Benim için kulübüm yuva gibi. Sekiz yıldır buradayım ve dürüst olayım burada çok rahatım. Birçok farklı deneyim elde ettim, buraya çok alıştım ve hala tam olarak öğrenemediğim bir dile adapte oldum. Kişisel nedenlerden Türkçe öğrenemedim ama burada evimde gibi hissediyorum. İnsanar da gerçekten müthiş. Lazio - Roma derbisi oynama şansını yakaladım ve buradaki büyük derbiyle kıyaslanamaz bile. Türkiye'deki insanlar için futbolun anlamı, oyunun kendisi, atmosferi, statlardaki atmosfer gerçekten büyük, gerçekten üzerinizde baskı hissediyorszunuz.

Ne zaman evimizde oynasak sahada bir kişi fazla gibi hissettiğimizi hep söylerim. Bu bir gerçek. Elbette şüphesiz formayı giydiğimiz her maçta en oyunumuzu oynama gerektiğini biliyoruz. Çünkü neredeyse ülkenin yarısı kazanmamızı istiyor ve bizi destekliyor. Son yıllarda Türkiye'de çok başarılıyız. 14 kupa kazandık ki çok önemli ve bence insanlar buna biraz alıştılar ve ama her büyük takımda, büyük kulüpte bu baskı var. Her zaman kazanmanız gerekiyor. Dürüst olayım, ilk yıllat zordu. Birbirimize takım olarak çok destek vermiştik. Felipe Melo, Riera, Ujfalusi, Elmander ve Baros gibi oyuncularla beraber oynadığım için çok minnettarım.

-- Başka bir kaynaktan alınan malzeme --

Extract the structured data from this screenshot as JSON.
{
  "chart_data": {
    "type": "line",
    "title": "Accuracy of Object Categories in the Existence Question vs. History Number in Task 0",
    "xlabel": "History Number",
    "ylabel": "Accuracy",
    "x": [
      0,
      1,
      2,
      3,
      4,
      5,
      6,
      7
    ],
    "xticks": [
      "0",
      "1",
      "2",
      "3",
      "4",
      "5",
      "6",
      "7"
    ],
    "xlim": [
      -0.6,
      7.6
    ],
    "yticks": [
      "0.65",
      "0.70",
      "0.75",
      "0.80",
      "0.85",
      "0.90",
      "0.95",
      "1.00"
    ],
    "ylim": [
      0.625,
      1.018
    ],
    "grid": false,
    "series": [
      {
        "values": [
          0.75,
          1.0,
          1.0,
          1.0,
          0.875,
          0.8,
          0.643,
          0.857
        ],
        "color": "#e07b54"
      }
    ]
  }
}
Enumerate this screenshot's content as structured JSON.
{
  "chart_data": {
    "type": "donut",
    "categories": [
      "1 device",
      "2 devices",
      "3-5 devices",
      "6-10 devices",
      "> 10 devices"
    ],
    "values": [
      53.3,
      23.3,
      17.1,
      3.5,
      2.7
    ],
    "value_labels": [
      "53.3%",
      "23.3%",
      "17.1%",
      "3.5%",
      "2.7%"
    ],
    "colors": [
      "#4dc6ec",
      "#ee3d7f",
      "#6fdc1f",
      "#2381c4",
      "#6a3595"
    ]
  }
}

Hepsi harika oyunculardı. Keza Eboue de... Hiç kimseyi atlamak istemem. Ama biz o dönem hep birbirimize destek olduk ve beraber vakit geçirdik. Çünkü başka bir ülkeden, kültürden geldiğin zaman başlangıçta işler gerçekten zor oluyor.  Zamanla çevreni tanıdıkça ve futbol dışından insanlarla tanıştıkça her şey kolaylaşıyor. Ailenle birlikte her şey değişiyor ama buradaki ilk yıllarım gerçekten zordu.